Standing in line at the grocery store, I noticed a young man behind me. He was probably in his late twenties, early thirties. Just like my son. He wore a hoodie that said, “New York Film Academy.” I read the words out loud to the owner of the hoodie, and then I started to ask, “Did you go there?” But he cut me off.
“I didn’t go. I just have the sweatshirt. I got accepted, but I didn’t go.”
“What happened?” I asked him.
“I guess I chickened out.”
“Was it the whole NYC thing that threw you off?”
“Nope,” he answered. “I grew up in Manhattan.”
Before I could form a response, he jumped in to fill what must have felt like awkward space. “I really just think I chickened out.”
“No biggie,” I answered. “What are you doing now?”
He shifted his weight, shoved his hands into the front pockets of his jeans and said, “I work in IT.”
“Okay.” I hoped my disappointment didn’t show. I don’t have anything against IT. In fact, I am grateful for people who work in IT, but I wasn’t sure IT was this young man’s passion. “Do you love it?” I asked him. I knew I was meddling, but he seemed open, so I waited for his response.

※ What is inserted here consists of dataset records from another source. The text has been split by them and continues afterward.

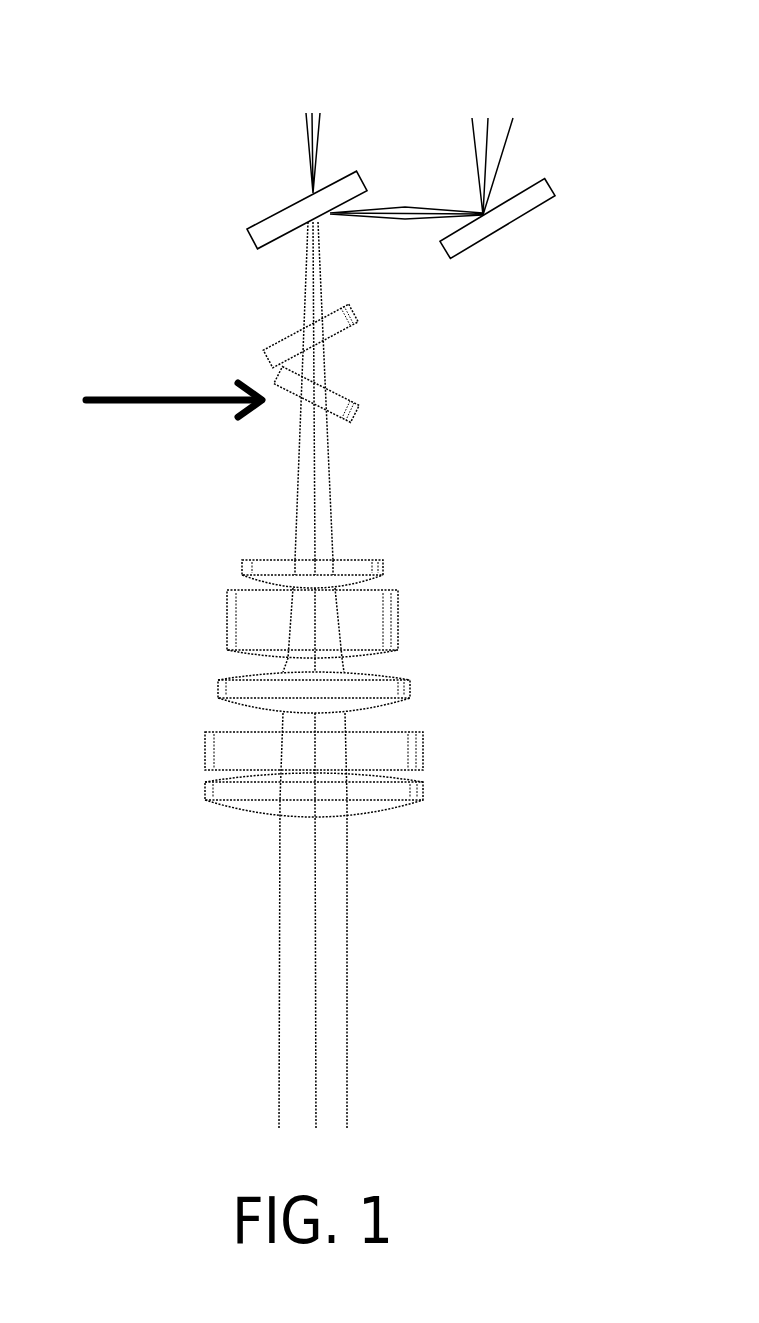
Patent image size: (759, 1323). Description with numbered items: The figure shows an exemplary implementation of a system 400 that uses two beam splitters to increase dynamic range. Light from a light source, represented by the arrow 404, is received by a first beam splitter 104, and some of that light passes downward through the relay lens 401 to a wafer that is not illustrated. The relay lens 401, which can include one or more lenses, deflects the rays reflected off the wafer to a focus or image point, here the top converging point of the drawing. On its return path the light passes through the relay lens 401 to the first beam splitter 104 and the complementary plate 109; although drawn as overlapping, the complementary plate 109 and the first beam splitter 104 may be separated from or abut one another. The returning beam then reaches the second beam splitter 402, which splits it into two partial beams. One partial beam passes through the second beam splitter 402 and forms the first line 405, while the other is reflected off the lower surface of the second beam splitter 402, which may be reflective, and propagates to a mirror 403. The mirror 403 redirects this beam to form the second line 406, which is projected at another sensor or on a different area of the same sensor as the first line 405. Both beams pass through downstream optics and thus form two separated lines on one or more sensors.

The system 400 is at (128, 160).
The relay lens 401 is at (457, 672).
The second beam splitter 402 is at (253, 232).
The mirror 403 is at (540, 196).
The arrow 404 is at (174, 412).
The first line 405 is at (298, 107).
The second line 406 is at (492, 110).
The complementary plate 109 is at (355, 310).
The first beam splitter 104 is at (358, 400).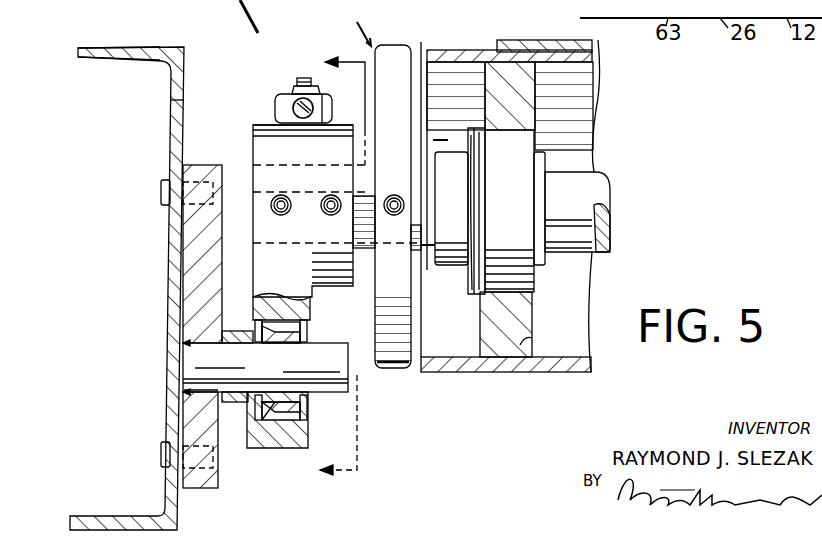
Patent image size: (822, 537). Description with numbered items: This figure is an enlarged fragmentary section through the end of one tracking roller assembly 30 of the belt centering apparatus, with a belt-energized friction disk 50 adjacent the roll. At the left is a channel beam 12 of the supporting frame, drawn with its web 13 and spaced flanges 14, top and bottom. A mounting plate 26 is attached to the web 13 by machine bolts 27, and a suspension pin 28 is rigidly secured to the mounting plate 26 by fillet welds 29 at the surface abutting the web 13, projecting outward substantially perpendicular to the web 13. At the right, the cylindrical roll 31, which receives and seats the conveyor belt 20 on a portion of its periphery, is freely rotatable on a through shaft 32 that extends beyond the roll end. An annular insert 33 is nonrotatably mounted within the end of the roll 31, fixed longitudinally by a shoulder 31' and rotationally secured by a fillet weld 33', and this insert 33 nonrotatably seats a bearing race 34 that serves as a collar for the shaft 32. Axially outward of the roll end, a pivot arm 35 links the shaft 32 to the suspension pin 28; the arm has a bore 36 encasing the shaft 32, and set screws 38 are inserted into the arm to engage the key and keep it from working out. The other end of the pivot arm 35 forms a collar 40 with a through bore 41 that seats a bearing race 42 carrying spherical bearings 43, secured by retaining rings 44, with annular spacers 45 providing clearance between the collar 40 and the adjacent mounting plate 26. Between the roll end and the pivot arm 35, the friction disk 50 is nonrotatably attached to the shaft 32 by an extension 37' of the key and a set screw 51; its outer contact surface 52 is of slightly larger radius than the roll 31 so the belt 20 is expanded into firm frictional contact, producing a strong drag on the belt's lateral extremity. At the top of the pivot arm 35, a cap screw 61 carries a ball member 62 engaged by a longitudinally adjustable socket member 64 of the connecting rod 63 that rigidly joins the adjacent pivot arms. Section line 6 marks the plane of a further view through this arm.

The channel beam 12 is at (137, 47).
The web 13 is at (176, 104).
The flange 14 is at (85, 46).
The conveyor belt 20 is at (590, 45).
The mounting plate 26 is at (188, 168).
The machine bolt 27 is at (170, 188).
The suspension pin 28 is at (350, 366).
The fillet weld 29 is at (183, 343).
The tracking roller assembly 30 is at (358, 23).
The roll 31 is at (506, 220).
The shoulder 31' is at (549, 331).
The through shaft 32 is at (598, 170).
The annular insert 33 is at (504, 70).
The fillet weld 33' is at (495, 341).
The bearing race 34 is at (520, 188).
The pivot arm 35 is at (264, 272).
The bore 36 is at (252, 175).
The key extension 37' is at (368, 210).
The set screw 38 is at (331, 215).
The collar 40 is at (278, 448).
The through bore 41 is at (298, 420).
The bearing race 42 is at (266, 415).
The spherical bearing 43 is at (300, 398).
The retaining ring 44 is at (258, 325).
The annular spacer 45 is at (205, 410).
The friction disk 50 is at (430, 50).
The set screw 51 is at (396, 205).
The outer contact surface 52 is at (376, 45).
The section line 6— 6 is at (342, 264).
The cap screw 61 is at (300, 78).
The ball member 62 is at (292, 92).
The connecting rod 63 is at (313, 108).
The socket member 64 is at (276, 109).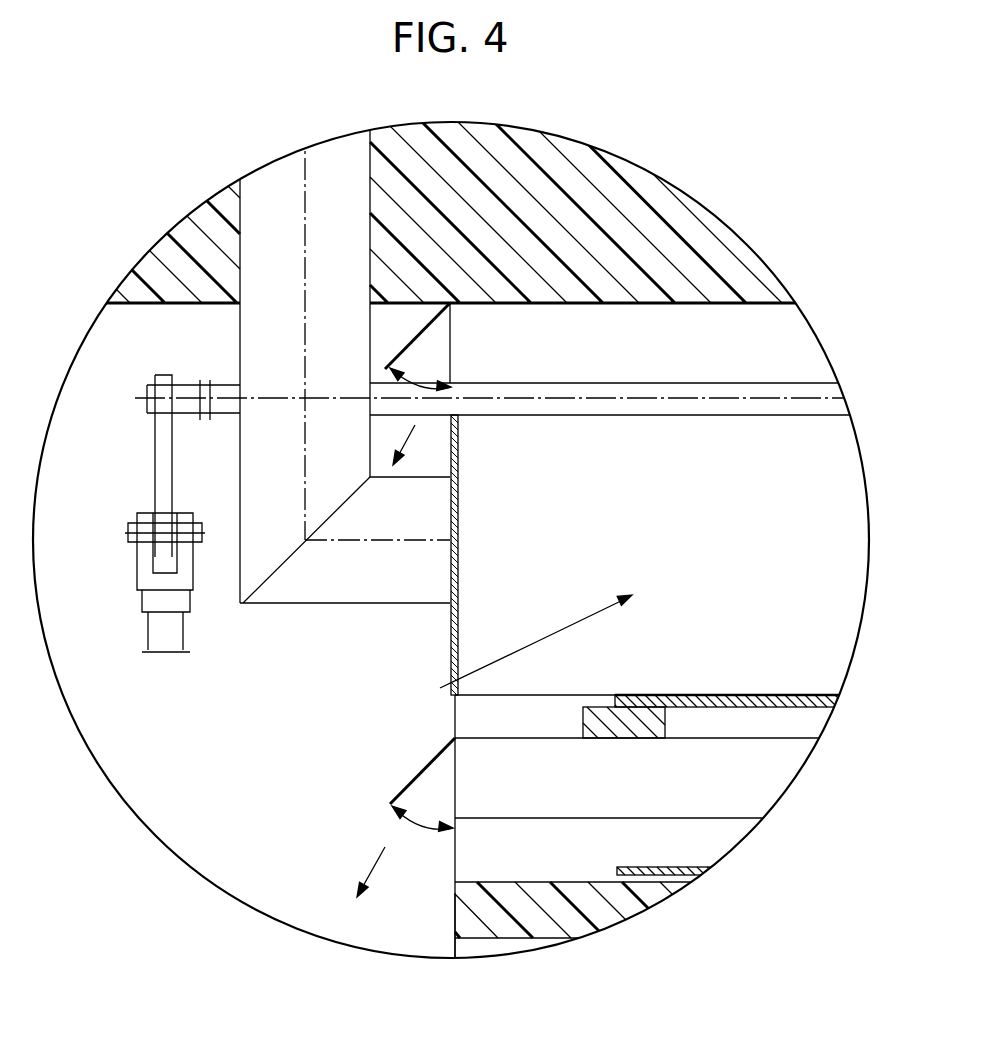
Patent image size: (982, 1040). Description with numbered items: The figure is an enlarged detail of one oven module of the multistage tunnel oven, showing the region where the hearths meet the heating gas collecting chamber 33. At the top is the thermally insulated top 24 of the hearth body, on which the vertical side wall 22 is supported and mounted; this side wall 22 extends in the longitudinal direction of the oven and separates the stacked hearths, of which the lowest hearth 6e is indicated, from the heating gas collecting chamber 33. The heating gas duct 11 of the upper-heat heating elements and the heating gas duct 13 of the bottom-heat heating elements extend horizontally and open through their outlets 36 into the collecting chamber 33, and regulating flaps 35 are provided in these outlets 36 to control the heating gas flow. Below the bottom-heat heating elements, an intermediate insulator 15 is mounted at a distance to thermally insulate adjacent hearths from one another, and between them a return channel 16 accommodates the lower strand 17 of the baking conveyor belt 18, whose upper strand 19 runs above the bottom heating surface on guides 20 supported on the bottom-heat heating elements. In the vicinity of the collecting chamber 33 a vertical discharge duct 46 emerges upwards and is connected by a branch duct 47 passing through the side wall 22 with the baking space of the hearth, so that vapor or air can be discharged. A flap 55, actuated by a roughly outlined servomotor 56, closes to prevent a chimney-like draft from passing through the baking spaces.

The discharge duct 46 is at (325, 205).
The top of the hearth body 24 is at (572, 162).
The regulating flap 35 is at (417, 340).
The outlet 36 is at (423, 378).
The heating gas duct 11 is at (722, 365).
The servomotor 56 is at (160, 633).
The branch duct 47 is at (352, 578).
The flap 55 is at (458, 633).
The hearth 6e is at (456, 682).
The baking conveyor belt 18 is at (695, 695).
The upper strand 19 is at (780, 700).
The guide 20 is at (622, 738).
The heating gas duct 13 is at (719, 801).
The heating gas collecting chamber 33 is at (216, 775).
The return channel 16 is at (492, 870).
The lower strand 17 is at (658, 867).
The side wall 22 is at (453, 893).
The intermediate insulator 15 is at (598, 913).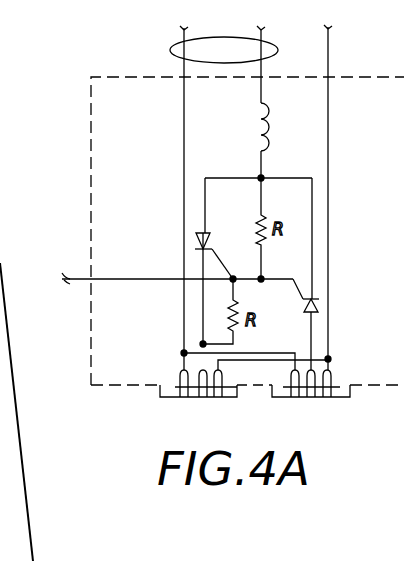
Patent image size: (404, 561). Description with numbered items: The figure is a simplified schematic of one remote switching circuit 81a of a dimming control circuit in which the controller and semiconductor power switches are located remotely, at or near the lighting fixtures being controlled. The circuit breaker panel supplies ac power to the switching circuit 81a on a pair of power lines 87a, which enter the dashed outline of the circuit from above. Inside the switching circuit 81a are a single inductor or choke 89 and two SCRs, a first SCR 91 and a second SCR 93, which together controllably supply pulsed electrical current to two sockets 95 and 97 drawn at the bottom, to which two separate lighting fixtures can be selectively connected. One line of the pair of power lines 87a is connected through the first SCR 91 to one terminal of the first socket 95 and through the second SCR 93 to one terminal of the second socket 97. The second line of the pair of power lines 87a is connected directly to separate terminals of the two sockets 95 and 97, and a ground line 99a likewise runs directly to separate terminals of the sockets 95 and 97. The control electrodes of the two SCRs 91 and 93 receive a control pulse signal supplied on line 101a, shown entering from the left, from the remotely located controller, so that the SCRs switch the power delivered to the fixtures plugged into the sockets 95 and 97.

The switching circuit 81a is at (117, 77).
The pair of power lines 87a is at (172, 47).
The ground line 99a is at (328, 65).
The inductor or choke 89 is at (270, 116).
The first SCR 91 is at (205, 243).
The second SCR 93 is at (319, 300).
The control pulse signal line 101a is at (70, 284).
The first socket 95 is at (160, 392).
The second socket 97 is at (350, 390).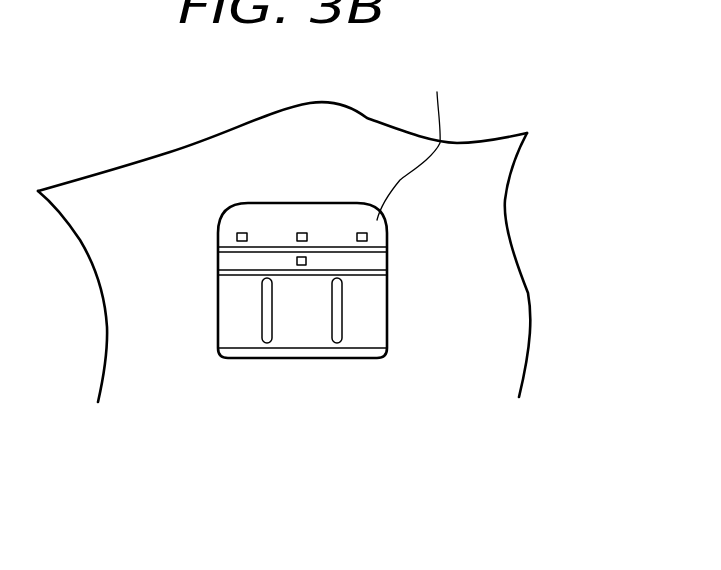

“Well. No.” He chuckled. I did, too. “I guess,” he said, “I don’t really think a person should make a living doing their passion.”
My heart sank. I have had the jobs that are passion-less rituals of meetings and projects and lunches and annual reviews and disappointing but acceptable raises and days filled with mindlessness. That kind of work has its positives (hello, benefits), but never enough to make me want to jump out of bed in the morning. Maybe you’ve had a job like that, too. Maybe you’re in one, now? If so, maybe it’s out of necessity, and I think there’s something to that. Maybe that’s the story of that young man in the grocery store. But I do hope and pray for passion, too.
Sometimes, a job is just a job. It pays the bills. It keeps our kids in school. It keeps a roof over our heads. If that’s the case, I think Jesus would be in favor of finding a hobby or a pastime or a part-time something that fuels your passion, too. A job will keep us afloat in a culture that relies on money. But passion ignites more passion, and that’s what makes each day a gift.
Something to Do:
Answer this question: If you could do anything and you knew you would not fail, what would that one thing be?
Something to Think About:
Are you living your passion? Why, or why not? How do you feel about the idea of living your passion?